Note: Do not use artemisinin suppositories for patients with diarrheal.
To limit recurrence, add mefloquine or doxycycline (mefloquine 0.25 dose of 15-25mg / kg orally once. Doxycycline 100mg / day for 5-7 days)
Treatment of symptoms and complications
Adjust water disturbances, electrolytes and acid-base balance
Up to 75% of malaria patients lack water, electrolytes due to high fever, perspiration, vomiting, and diarrheal. Therefore, the addition of electrolyte water is very necessary. Isotonic solutions of NaCL 0.9%, glucose% or ringer lactate can be infused depending on the degree of loss. Adjusting metabolic acidosis by infusion of Sodium carbonate solution (1.4%, 5%, 7.5%).
Reduce fever, sedate, cut convulsions
When there is a high fever > 40 0 C ( > 390C in children), it is necessary to cool down with physical measures and paracetamol at a dose of 15mg / kg / 24 hours.
When the patient is restless and delirious, it is necessary to give sedative sedatives.
If the patient has epileptic seizures, depending on the severity from mild to severe, use: high dose Valium; seduxen + dolacgan; seduxen + dolacgan + gardenal. If the convulsions are continuous but the above methods cannot cut, then use 1% intravenous thiopental, intubated for mechanical ventilation.
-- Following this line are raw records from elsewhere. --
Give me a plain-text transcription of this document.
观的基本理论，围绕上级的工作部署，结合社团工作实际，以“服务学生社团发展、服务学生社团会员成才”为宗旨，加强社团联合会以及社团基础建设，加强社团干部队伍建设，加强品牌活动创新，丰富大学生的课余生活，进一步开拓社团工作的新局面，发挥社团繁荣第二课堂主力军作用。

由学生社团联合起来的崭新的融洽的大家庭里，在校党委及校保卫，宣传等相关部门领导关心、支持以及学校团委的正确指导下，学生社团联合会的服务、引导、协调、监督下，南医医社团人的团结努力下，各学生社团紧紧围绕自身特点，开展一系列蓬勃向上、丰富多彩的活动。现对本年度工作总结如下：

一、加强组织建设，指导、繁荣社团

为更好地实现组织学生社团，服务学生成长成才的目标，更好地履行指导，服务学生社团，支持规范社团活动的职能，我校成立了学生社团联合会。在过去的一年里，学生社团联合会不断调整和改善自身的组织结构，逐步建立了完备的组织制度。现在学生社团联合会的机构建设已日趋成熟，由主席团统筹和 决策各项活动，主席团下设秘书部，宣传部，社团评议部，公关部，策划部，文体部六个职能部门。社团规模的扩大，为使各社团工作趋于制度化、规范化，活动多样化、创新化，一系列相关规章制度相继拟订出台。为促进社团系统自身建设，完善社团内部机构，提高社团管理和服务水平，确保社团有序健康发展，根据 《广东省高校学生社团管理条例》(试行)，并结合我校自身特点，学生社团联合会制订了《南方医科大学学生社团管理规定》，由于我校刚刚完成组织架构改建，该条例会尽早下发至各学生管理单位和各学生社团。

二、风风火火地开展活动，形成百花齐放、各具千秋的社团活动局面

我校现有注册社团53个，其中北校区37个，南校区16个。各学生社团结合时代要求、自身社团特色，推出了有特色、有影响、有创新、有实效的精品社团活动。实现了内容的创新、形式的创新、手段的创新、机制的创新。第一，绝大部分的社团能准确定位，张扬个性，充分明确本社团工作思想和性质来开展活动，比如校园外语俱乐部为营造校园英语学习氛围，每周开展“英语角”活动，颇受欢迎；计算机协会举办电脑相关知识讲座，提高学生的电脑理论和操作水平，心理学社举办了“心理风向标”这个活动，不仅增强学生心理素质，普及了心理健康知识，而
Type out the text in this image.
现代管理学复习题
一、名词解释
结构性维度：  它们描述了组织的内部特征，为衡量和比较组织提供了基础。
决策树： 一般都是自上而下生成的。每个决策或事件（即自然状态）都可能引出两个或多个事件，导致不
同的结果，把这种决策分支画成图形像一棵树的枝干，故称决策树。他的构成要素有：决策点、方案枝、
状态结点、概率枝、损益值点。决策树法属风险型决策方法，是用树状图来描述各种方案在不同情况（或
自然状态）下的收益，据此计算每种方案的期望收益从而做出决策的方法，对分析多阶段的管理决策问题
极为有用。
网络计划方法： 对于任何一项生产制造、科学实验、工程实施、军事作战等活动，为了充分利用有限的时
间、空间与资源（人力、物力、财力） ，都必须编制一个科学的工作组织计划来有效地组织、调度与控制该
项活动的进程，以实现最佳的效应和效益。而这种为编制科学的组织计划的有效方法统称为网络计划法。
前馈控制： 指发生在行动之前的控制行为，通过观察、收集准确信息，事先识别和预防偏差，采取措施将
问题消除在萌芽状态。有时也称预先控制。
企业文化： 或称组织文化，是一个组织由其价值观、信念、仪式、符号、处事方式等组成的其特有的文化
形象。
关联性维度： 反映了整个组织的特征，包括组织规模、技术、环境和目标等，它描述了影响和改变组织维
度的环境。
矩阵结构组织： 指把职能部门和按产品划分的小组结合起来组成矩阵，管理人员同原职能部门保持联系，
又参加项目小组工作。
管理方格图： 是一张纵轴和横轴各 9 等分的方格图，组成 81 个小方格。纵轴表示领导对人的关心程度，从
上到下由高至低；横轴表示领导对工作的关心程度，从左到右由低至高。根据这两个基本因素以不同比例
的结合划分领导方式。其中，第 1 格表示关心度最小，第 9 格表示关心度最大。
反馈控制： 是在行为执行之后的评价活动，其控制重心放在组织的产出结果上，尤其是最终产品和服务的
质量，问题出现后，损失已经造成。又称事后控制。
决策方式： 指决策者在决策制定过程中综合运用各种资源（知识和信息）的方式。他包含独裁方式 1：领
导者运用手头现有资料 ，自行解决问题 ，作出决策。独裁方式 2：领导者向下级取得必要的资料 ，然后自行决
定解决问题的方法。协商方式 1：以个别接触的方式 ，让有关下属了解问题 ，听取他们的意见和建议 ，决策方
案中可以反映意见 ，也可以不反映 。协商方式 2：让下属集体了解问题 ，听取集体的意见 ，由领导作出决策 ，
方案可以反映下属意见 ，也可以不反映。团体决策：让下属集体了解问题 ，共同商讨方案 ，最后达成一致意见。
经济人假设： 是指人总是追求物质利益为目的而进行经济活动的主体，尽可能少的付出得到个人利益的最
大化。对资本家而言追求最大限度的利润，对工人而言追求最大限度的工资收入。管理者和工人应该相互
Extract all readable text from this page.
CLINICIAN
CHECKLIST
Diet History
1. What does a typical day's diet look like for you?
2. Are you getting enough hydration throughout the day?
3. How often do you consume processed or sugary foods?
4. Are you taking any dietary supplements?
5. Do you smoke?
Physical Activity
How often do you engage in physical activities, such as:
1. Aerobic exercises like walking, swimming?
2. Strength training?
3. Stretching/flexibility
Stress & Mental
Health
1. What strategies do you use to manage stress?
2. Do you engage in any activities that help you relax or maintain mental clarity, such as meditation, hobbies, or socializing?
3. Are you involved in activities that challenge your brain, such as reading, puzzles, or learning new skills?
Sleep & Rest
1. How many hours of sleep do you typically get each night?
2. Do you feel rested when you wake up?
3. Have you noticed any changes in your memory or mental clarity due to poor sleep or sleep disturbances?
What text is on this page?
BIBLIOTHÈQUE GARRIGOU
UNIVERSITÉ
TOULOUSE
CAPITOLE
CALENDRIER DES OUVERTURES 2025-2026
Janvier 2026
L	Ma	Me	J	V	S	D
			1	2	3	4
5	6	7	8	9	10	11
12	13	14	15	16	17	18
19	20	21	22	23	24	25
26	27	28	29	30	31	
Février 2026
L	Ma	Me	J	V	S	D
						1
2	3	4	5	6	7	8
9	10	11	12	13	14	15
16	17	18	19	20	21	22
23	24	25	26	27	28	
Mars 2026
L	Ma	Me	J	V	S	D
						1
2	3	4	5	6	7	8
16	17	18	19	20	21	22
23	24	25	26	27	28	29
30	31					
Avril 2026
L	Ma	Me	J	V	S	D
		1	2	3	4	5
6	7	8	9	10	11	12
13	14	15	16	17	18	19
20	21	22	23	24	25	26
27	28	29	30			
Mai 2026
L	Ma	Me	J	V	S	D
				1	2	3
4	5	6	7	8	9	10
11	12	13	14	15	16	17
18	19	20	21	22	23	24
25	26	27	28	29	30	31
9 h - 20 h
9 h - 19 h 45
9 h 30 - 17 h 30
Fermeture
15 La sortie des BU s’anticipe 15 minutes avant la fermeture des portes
Prevention and treatment of respiratory failure
Cerebral malignant malaria patients easily lead to respiratory failure due to sputum congestion, tongue drop, bronchitis inflammation due to superinfection ... Therefore, it is necessary to regularly suck phlegm to clear airways. Replace the barrel of a Krishaberg or endotracheal tube, carefully disinfect it. Regularly change the lying position, clap the lungs. Daily oral hygiene.
Monitoring, care, nurturing and nurturing
Malignant malaria patients should be monitored 24/24 hours (appoint a private nurse), often change positions for the patient (minimum 3-4 hours / time). Monitoring and timely detection of symptoms of dehydration, airway congestion, pressure sores, superinfection. Measure the amount of water in and out. Measure central venous pressure once a day and as needed.
Ensure nutrition from the start with soup and fluids through the gastrostomy tube. Get enough calories (about 3000 calories / day).
Tests to follow:
Malaria parasite, blood count, Haematocrit.
Urea, creatinine, electrolyte map (note K +).
Blood pH, lactic acid, HCO3-, PCO2, PO2, blood glucose.
Blood culture when infection is suspected.
Standard of discharge
Patient is completely awake, fever-free, malaria parasite free (at least 2 times negative).
Red blood cells > 3.5 million / mm3 of blood, leukocyte normal white blood cell formula.
Indicators: Pulse, blood pressure, breathing, normal urination.